Cuando hace algunas semanas hablábamos de La huérfana, decíamos de su director que estaba especializándose en buenas malas películas. De ser cierto, ello sólo podría significar una cosa: el mayor referente de Collet-Serra no puede ser otro que Roland Emmerich, quien tras el parón artístico sufrido con 10.000, retoma su temática favorita en 2012, la destrucción de la humanidad.

Aprovechando cierta premonición adjudicada a la civilización maya, el director de Independence Day escribe y dirige el fin del mundo acaecido mediante una serie de cataclismos naturales que, además de diezmar toda forma de vida, altera de manera irreversible la geografía de la Tierra en general y de los Estados Unidos en particular. En medio del meollo, una ristra de actores, en horas bajas la mayoría de ellos, interpretan a quienes tratan de hacer frente a la adversidad como buenamente pueden.
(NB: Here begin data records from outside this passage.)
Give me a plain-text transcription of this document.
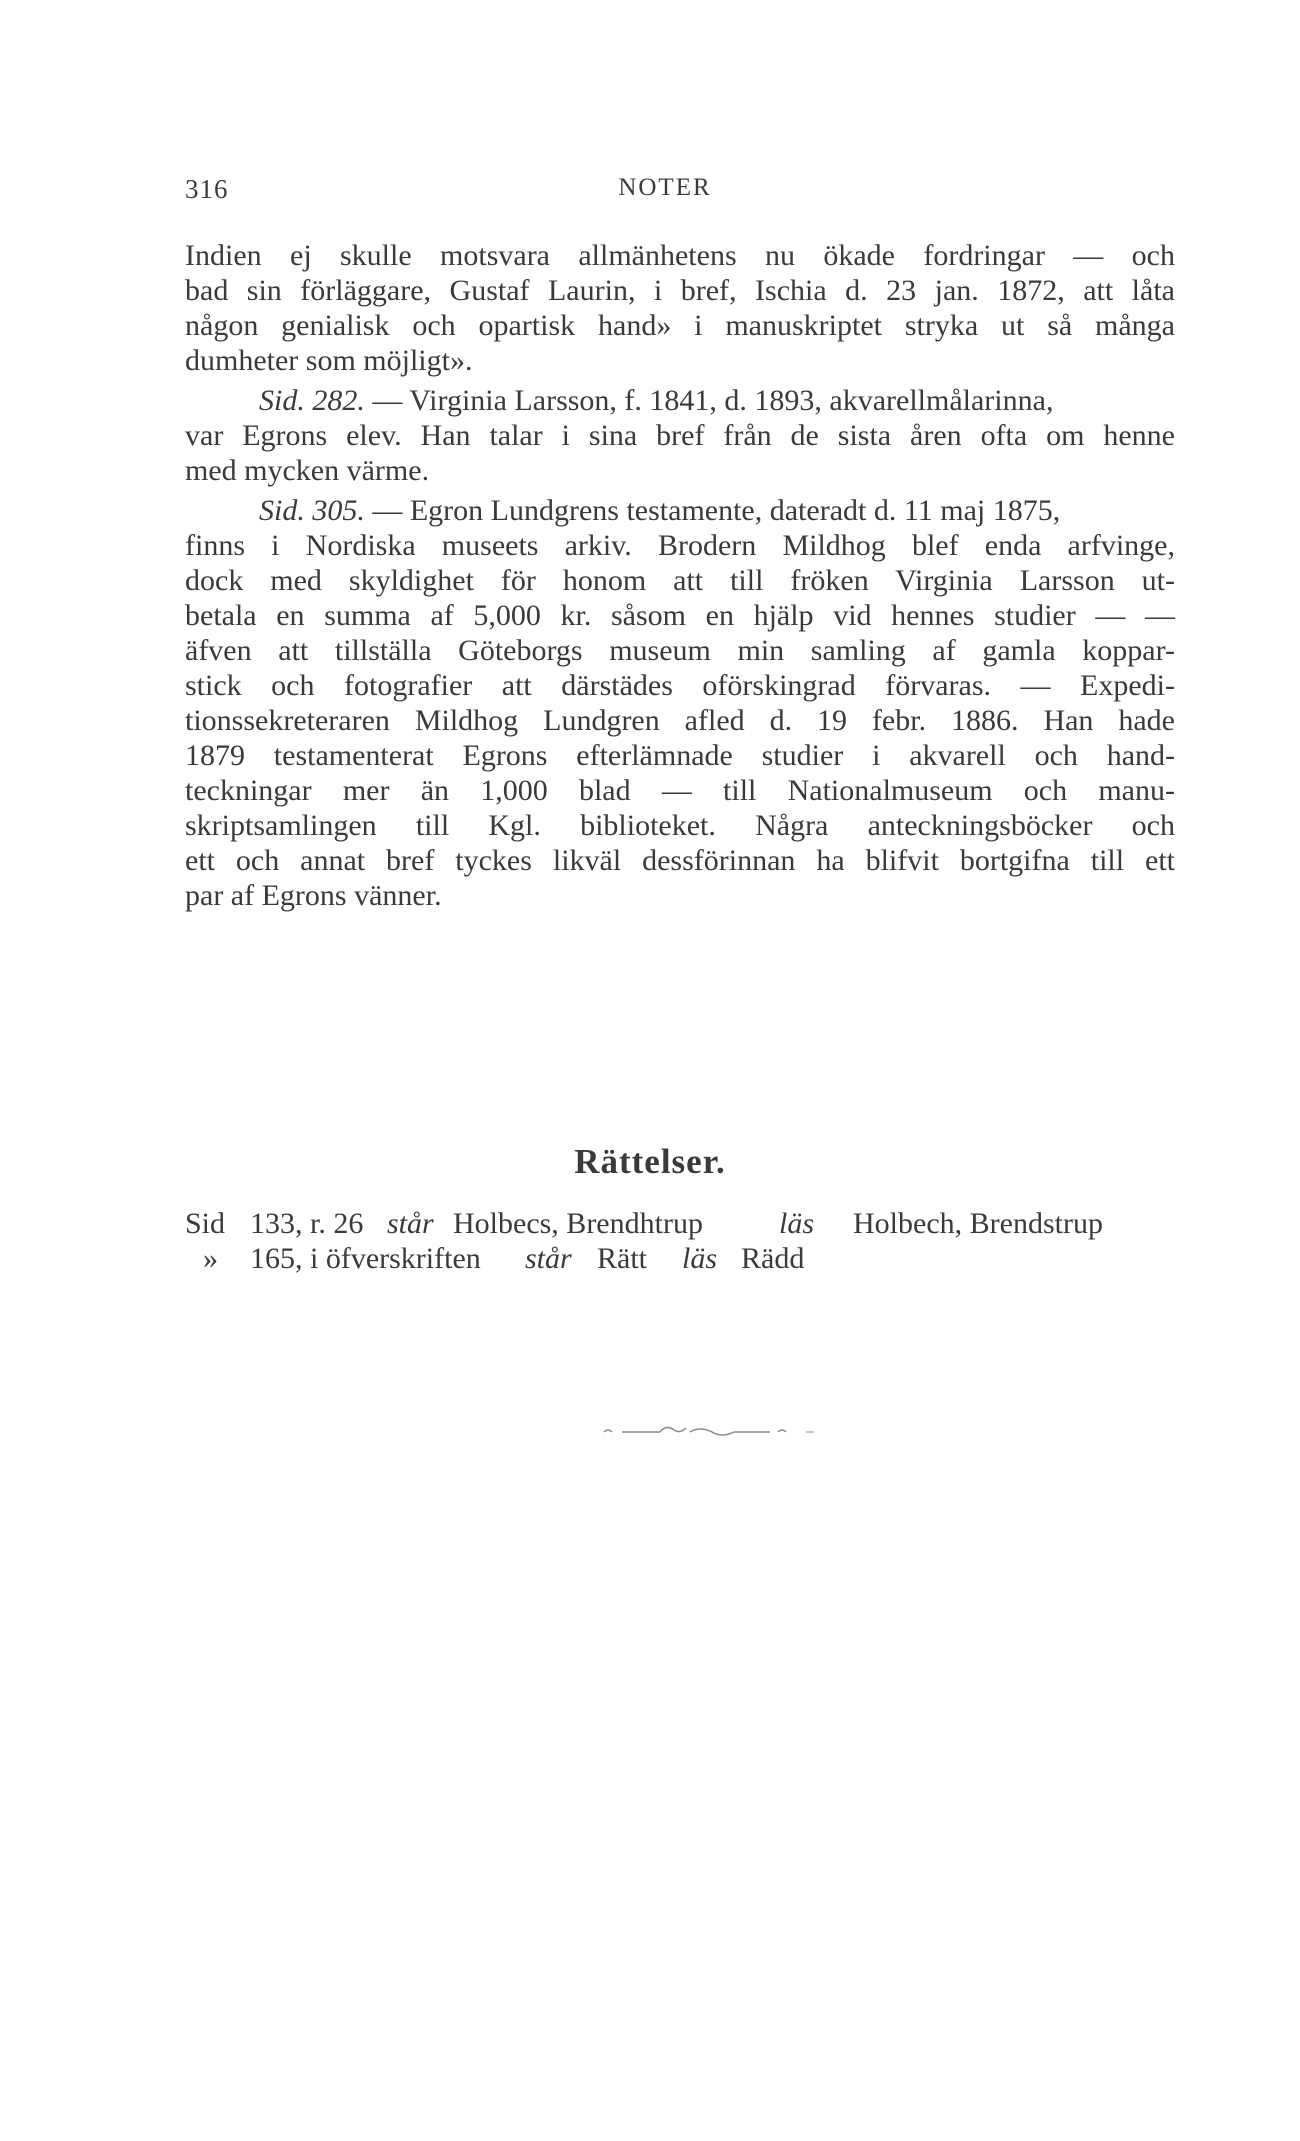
316	NOTER
Indien ej skulle motsvara allmänhetens nu ökade fordringar — och
bad sin förläggare, Gustaf Laurin, i bref, Ischia d. 23 jan. 1872, att låta
någon genialisk och opartisk hand» i manuskriptet stryka ut så många
dumheter som möjligt».
Sid. 282. — Virginia Larsson, f. 1841, d. 1893, akvarellmålarinna,
var Egrons elev. Han talar i sina bref från de sista åren ofta om henne
med mycken värme.
Sid. 305. — Egron Lundgrens testamente, dateradt d. 11 maj 1875,
finns i Nordiska museets arkiv. Brodern Mildhog blef enda arfvinge,
dock med skyldighet för honom att till fröken Virginia Larsson ut-
betala en summa af 5,000 kr. såsom en hjälp vid hennes studier — —
äfven att tillställa Göteborgs museum min samling af gamla koppar-
stick och fotografier att därstädes oförskingrad förvaras. — Expedi-
tionssekreteraren Mildhog Lundgren afled d. 19 febr. 1886. Han hade
1879 testamenterat Egrons efterlämnade studier i akvarell och hand-
teckningar mer än 1,000 blad — till Nationalmuseum och manu-
skriptsamlingen till Kgl. biblioteket. Några anteckningsböcker och
ett och annat bref tyckes likväl dessförinnan ha blifvit bortgifna till ett
par af Egrons vänner.
Rättelser.
Sid 133, r. 26 står Holbecs, Brendhtrup	läs Holbech, Brendstrup
» 165, i öfverskriften står Rätt läs Rädd
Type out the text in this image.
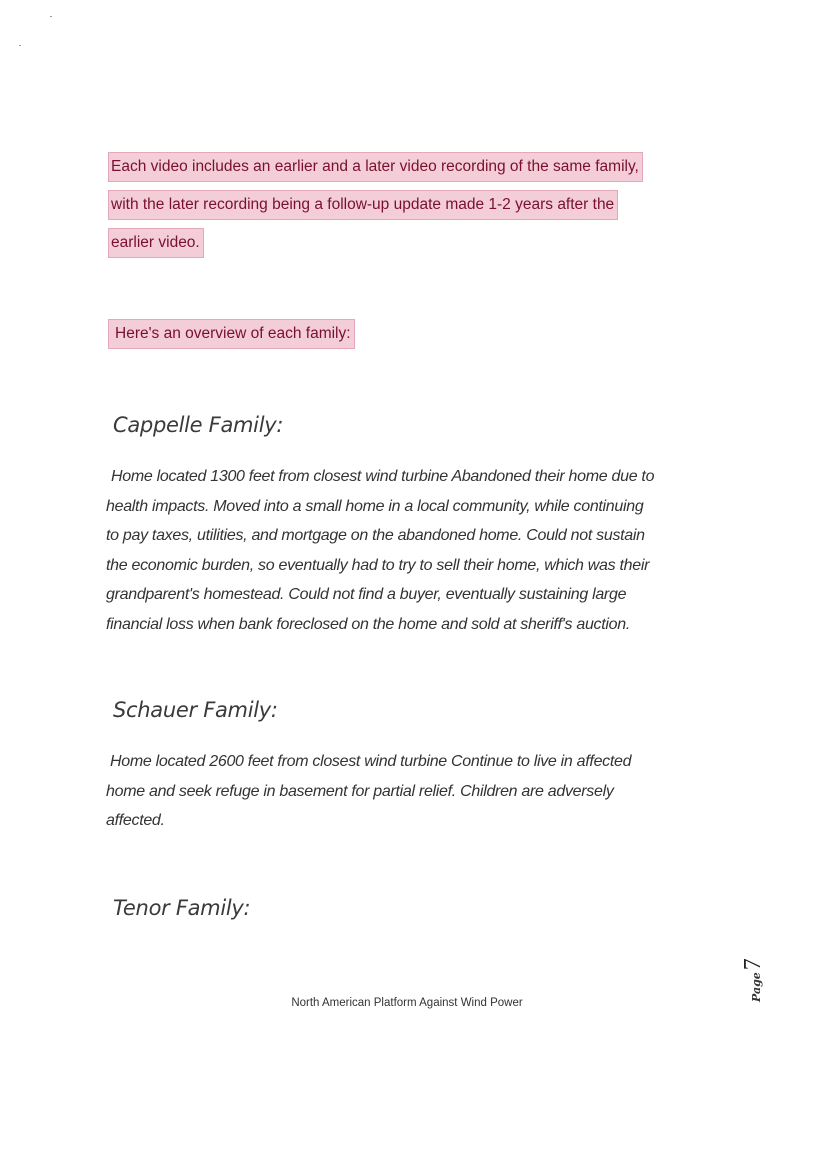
Each video includes an earlier and a later video recording of the same family,
with the later recording being a follow-up update made 1-2 years after the
earlier video.
Here's an overview of each family:
Cappelle Family:
Home located 1300 feet from closest wind turbine Abandoned their home due to
health impacts. Moved into a small home in a local community, while continuing
to pay taxes, utilities, and mortgage on the abandoned home. Could not sustain
the economic burden, so eventually had to try to sell their home, which was their
grandparent's homestead. Could not find a buyer, eventually sustaining large
financial loss when bank foreclosed on the home and sold at sheriff's auction.
Schauer Family:
Home located 2600 feet from closest wind turbine Continue to live in affected
home and seek refuge in basement for partial relief. Children are adversely
affected.
Tenor Family:
Page
7
North American Platform Against Wind Power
Como si de un remake bigger, longer & uncut de El día de mañana se tratara, 2012 no puede ser valorada desde un único punto de vista general que englobe en el mismo saco carencias (en este caso muchas y muy graves) y virtudes de la última y megalómana producción del alemán. Hacer una media a pelo de cualidades artísticas y técnicas la dejarían en una indecente posición de inferioridad, condenada a rivalizar con DragonBall Evolution y Transformers 2 para alzarse como la peor película del año. En otras palabras, 2012 es una auténtica aberración, una patada en las partes nobles al cine y un sacacuartos con el que el director, acusado de estar acabando con el séptimo arte junto a Michael Bay, casi parece reírse con saña en la cara del espectador que religiosamente haya acudido a su proyección para convertirla en el éxito comercial que acabará siendo (y que otorga a su vez el estatus de dios cinematográfico con que actualmente cuenta en Hollywood el alemán).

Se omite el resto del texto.